I harnessed all my will power to calm down. I decided not to leave the Freta 40 complex, but I couldn’t stay at one place. So I walked up and down the stairs in each and every entrance, and there were many entrances. The Warsaw apartment house complexes were built as boxes around a large yard. There could be eight or more entrances, each with separate staircases. I kept on walking the stairs and kept coming back to the Sobotka door. With the wartime blackened windows, looking up to their window didn’t give me any due. I rang their doorbell again and again. If anything had happened to the Sobotkas, if they had left Warsaw for the weekend and would not return for the night I’d be doomed. It was too late to leave town. What was there to do?
When I came to the door again and heard voices from inside, I felt a surge of relief. My strength wafted out of me like smoke up a chimney. I leaned on the door, and when they opened it, I nearly tumbled over.
When I woke up the next morning, I was still weak and drained. I left Warsaw, to return the following Sunday.
This time I left for Warsaw early in the morning. I returned to Franciskanska Street, on my way to Freta 40. Suddenly someone grabbed me by the arm. I thought it was a blackmailer wanting money, but he soon reminded me who he was: the Polish worker at the railroad depot whom I forced to return a pair of boots he took away from a Jew. No, he didn’t want money (I had none to give him anyhow). He wanted revenge, and made it clear in a load shout that he was taking me to the Gestapo.
“What are you shouting about,” I asked him. “I’m going with you, aren’t I?” It was urgent that I quiet him down. If a crowd would have gathered around us, it would have been hopeless for me.
“I told you I’d get you.
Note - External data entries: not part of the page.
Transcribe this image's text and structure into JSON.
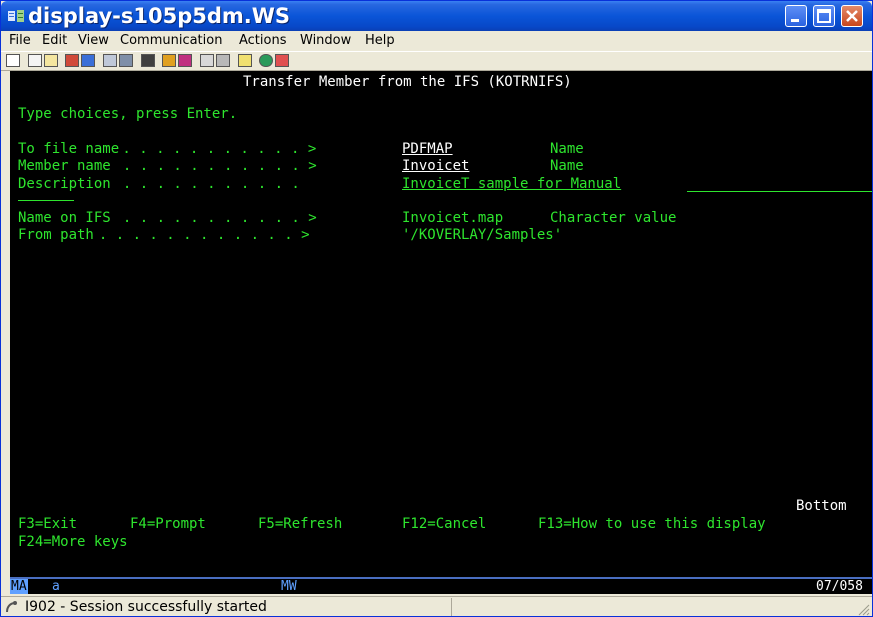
{
  "window": {
    "title": "display-s105p5dm.WS"
  },
  "menu": [
    "File",
    "Edit",
    "View",
    "Communication",
    "Actions",
    "Window",
    "Help"
  ],
  "screen": {
    "heading": "Transfer Member from the IFS (KOTRNIFS)",
    "instruction": "Type choices, press Enter.",
    "fields": [
      {
        "label": "To file name",
        "dots": " . . . . . . . . . . . >",
        "value": "PDFMAP",
        "hint": "Name"
      },
      {
        "label": "Member name",
        "dots": "  . . . . . . . . . . . >",
        "value": "Invoicet",
        "hint": "Name"
      },
      {
        "label": "Description",
        "dots": "  . . . . . . . . . . .",
        "value": "InvoiceT sample for Manual"
      },
      {
        "label": "Name on IFS",
        "dots": "  . . . . . . . . . . . >",
        "value": "Invoicet.map",
        "hint": "Character value"
      },
      {
        "label": "From path",
        "dots": "  . . . . . . . . . . . . >",
        "value": "'/KOVERLAY/Samples'"
      }
    ],
    "more_indicator": "Bottom",
    "function_keys": {
      "f3": "F3=Exit",
      "f4": "F4=Prompt",
      "f5": "F5=Refresh",
      "f12": "F12=Cancel",
      "f13": "F13=How to use this display",
      "f24": "F24=More keys"
    }
  },
  "oia": {
    "ma": "MA",
    "a": "a",
    "mw": "MW",
    "cursor": "07/058"
  },
  "status_message": "I902 - Session successfully started"
}
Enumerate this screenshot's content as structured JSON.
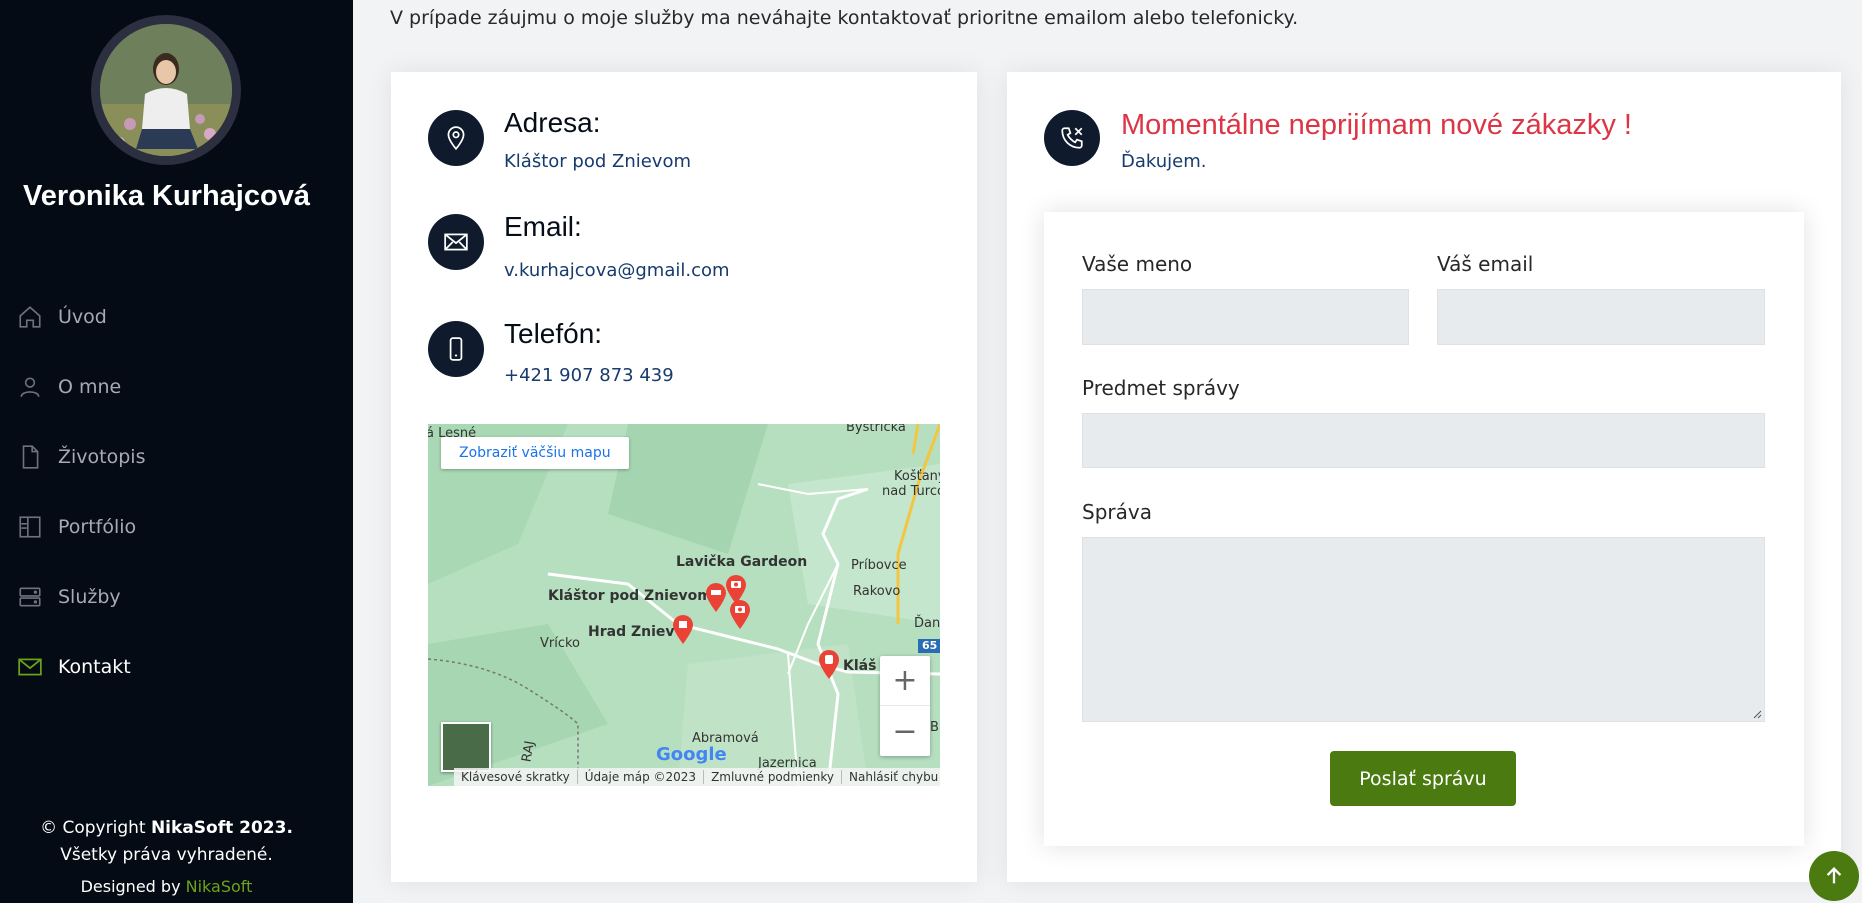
{
  "sidebar": {
    "name": "Veronika Kurhajcová",
    "nav": [
      {
        "label": "Úvod",
        "icon": "house-icon"
      },
      {
        "label": "O mne",
        "icon": "person-icon"
      },
      {
        "label": "Životopis",
        "icon": "file-icon"
      },
      {
        "label": "Portfólio",
        "icon": "layout-icon"
      },
      {
        "label": "Služby",
        "icon": "server-icon"
      },
      {
        "label": "Kontakt",
        "icon": "envelope-icon",
        "active": true
      }
    ],
    "copyright_prefix": "© Copyright ",
    "copyright_brand": "NikaSoft 2023.",
    "rights": "Všetky práva vyhradené.",
    "designed_prefix": "Designed by ",
    "designed_brand": "NikaSoft"
  },
  "intro": "V prípade záujmu o moje služby ma neváhajte kontaktovať prioritne emailom alebo telefonicky.",
  "contact": {
    "address_title": "Adresa:",
    "address_value": "Kláštor pod Znievom",
    "email_title": "Email:",
    "email_value": "v.kurhajcova@gmail.com",
    "phone_title": "Telefón:",
    "phone_value": "+421 907 873 439"
  },
  "map": {
    "larger_map_button": "Zobraziť väčšiu mapu",
    "labels": {
      "lavicka": "Lavička Gardeon",
      "klastor": "Kláštor pod Znievom",
      "hrad": "Hrad Zniev",
      "vricko": "Vrícko",
      "pribovce": "Príbovce",
      "rakovo": "Rakovo",
      "abramova": "Abramová",
      "jazernica": "Jazernica",
      "bystricka": "Bystrička",
      "kostany": "Košťany",
      "nad_turcom": "nad Turcom",
      "klas": "Kláš",
      "dan": "Ďan",
      "raj": "RAJ",
      "lesne": "á Lesné",
      "road_65": "65",
      "b": "B"
    },
    "google_logo": "Google",
    "footer": [
      "Klávesové skratky",
      "Údaje máp ©2023",
      "Zmluvné podmienky",
      "Nahlásiť chybu mapy"
    ],
    "zoom_in": "+",
    "zoom_out": "−"
  },
  "notice": {
    "title": "Momentálne neprijímam nové zákazky !",
    "subtitle": "Ďakujem."
  },
  "form": {
    "name_label": "Vaše meno",
    "email_label": "Váš email",
    "subject_label": "Predmet správy",
    "message_label": "Správa",
    "send_button": "Poslať správu"
  },
  "colors": {
    "sidebar_bg": "#040b14",
    "accent_green": "#4a7a10",
    "notice_red": "#dc3545",
    "icon_circle": "#0f1b2d"
  }
}
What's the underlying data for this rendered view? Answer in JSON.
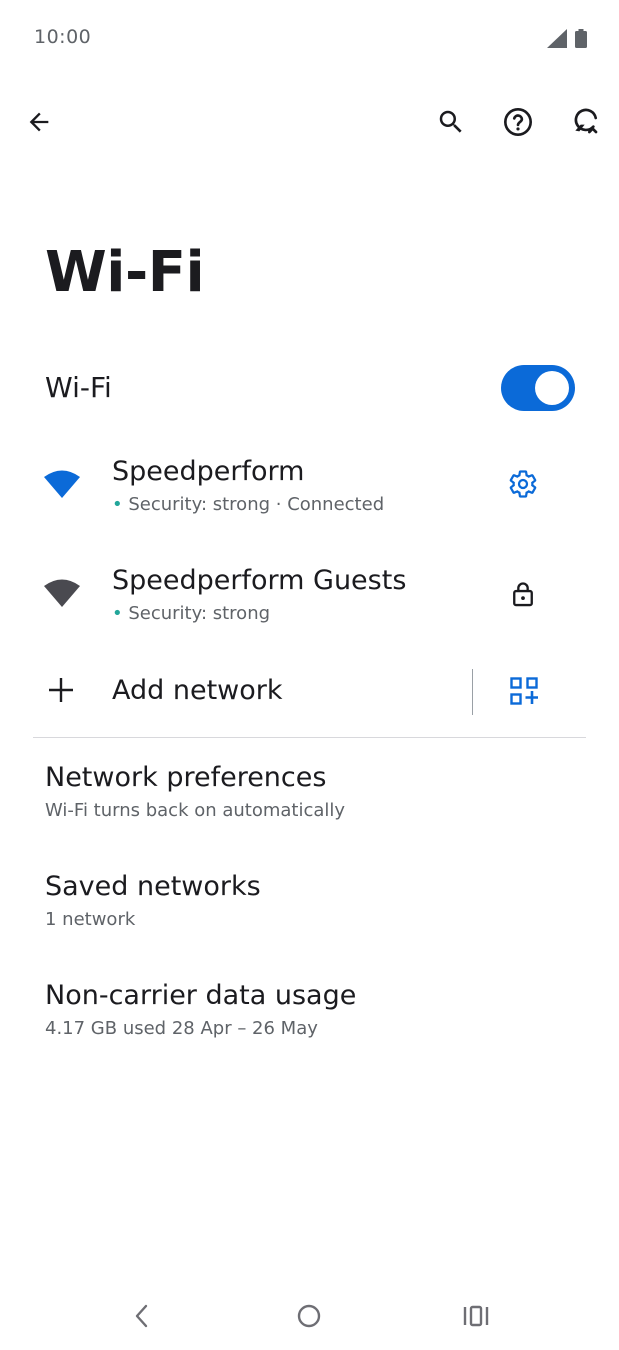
{
  "status_bar": {
    "time": "10:00",
    "icons": [
      "signal-icon",
      "battery-icon"
    ]
  },
  "toolbar": {
    "back_icon": "back-arrow-icon",
    "search_icon": "search-icon",
    "help_icon": "help-icon",
    "reset_icon": "refresh-icon"
  },
  "page": {
    "title": "Wi-Fi"
  },
  "wifi_toggle": {
    "label": "Wi-Fi",
    "enabled": true
  },
  "networks": [
    {
      "name": "Speedperform",
      "dot": "•",
      "status": " Security: strong · Connected",
      "icon": "wifi-connected-icon",
      "action_icon": "gear-icon"
    },
    {
      "name": "Speedperform Guests",
      "dot": "•",
      "status": " Security: strong",
      "icon": "wifi-icon",
      "action_icon": "lock-icon"
    }
  ],
  "add_network": {
    "label": "Add network",
    "icon": "plus-icon",
    "action_icon": "qr-code-icon"
  },
  "preferences": [
    {
      "title": "Network preferences",
      "subtitle": "Wi-Fi turns back on automatically"
    },
    {
      "title": "Saved networks",
      "subtitle": "1 network"
    },
    {
      "title": "Non-carrier data usage",
      "subtitle": "4.17 GB used 28 Apr – 26 May"
    }
  ],
  "nav_bar": {
    "icons": [
      "nav-back-icon",
      "nav-home-icon",
      "nav-recents-icon"
    ]
  },
  "colors": {
    "accent": "#0b6ad8",
    "text_primary": "#1b1b1f",
    "text_secondary": "#5f6368",
    "security_dot": "#22a69a"
  }
}
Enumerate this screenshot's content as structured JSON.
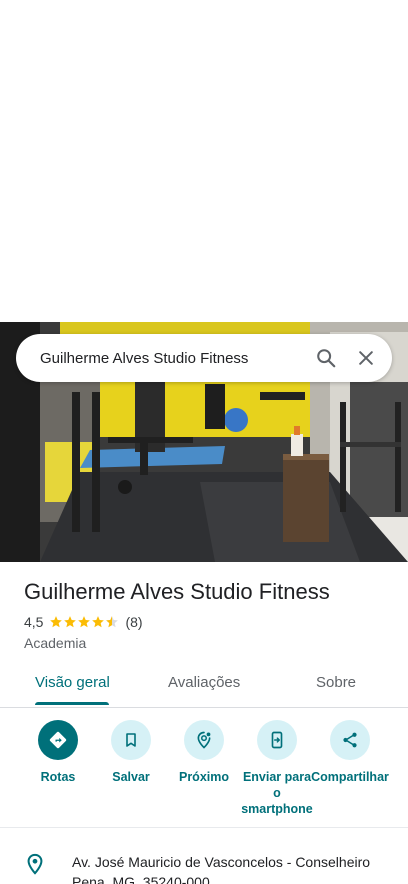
{
  "search": {
    "query": "Guilherme Alves Studio Fitness"
  },
  "place": {
    "name": "Guilherme Alves Studio Fitness",
    "rating": "4,5",
    "stars": 4.5,
    "review_count": "(8)",
    "category": "Academia"
  },
  "tabs": [
    {
      "label": "Visão geral",
      "active": true
    },
    {
      "label": "Avaliações",
      "active": false
    },
    {
      "label": "Sobre",
      "active": false
    }
  ],
  "actions": [
    {
      "label": "Rotas",
      "icon": "directions-icon"
    },
    {
      "label": "Salvar",
      "icon": "bookmark-icon"
    },
    {
      "label": "Próximo",
      "icon": "nearby-icon"
    },
    {
      "label": "Enviar para o smartphone",
      "icon": "send-to-phone-icon"
    },
    {
      "label": "Compartilhar",
      "icon": "share-icon"
    }
  ],
  "address": {
    "text": "Av. José Mauricio de Vasconcelos - Conselheiro Pena, MG, 35240-000",
    "icon": "location-pin-icon"
  },
  "colors": {
    "accent": "#00707a",
    "action_bg": "#d6f1f6",
    "star": "#fbbc04"
  }
}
Leave it to Wacek, this is the end of you.”
I didn’t answer him, nor did I believe that it was the “end of me.” I didn’t feel any panic, but was able to talk softly, and think. Was there a way out? I couldn’t try to run away from him; the chase would attract blackmailers and Germans. The street bordering the burned ghetto was empty, but the commotion he would make would bring people out of their houses. Besides, the burly, well-fed hooligan would be able to run faster than me, with ankles swollen from hunger. But there must be a way out!
I was thinking so intensely that I felt the blood vessels straining as if they were going to burst. Suddenly, I started to laugh. Wacek stopped in his tracks. “What is so funny, Zhyd parchaty,” cankerous Jew?
I laughed even louder. “Did you lose your marbles, Zhid? The dogs will soon feed on your carcass.”
“That’s what you think,” I finally answered. “We’ll soon see who will get the bullet.”
“You work for the Germans?” he asked with a shaky voice. “You will soon know for whom I work.” “You’re not with the underground?” he panicked. The Jewish underground had sentenced to death and executed two shmaltsovnics a couple of weeks earlier.
“I am on a mission and I am not alone. The two behind me are watching and will soon get you.”
I was trying to laugh again, but choked on the last word. What had gotten into me? Why did I say “two?” If one or three would show up it wouldn’t be good enough.
He turned his head to look who was behind us. I also turned around, and my knees buckled: the street was still empty. Suddenly we heard voices, voices of men talking, and four came out of a house entrance. I was searching for an explanation of why there were four and not two, and turned towards my tormentor. He wasn’t there anymore; he had disappeared as if he had sunk into the ground.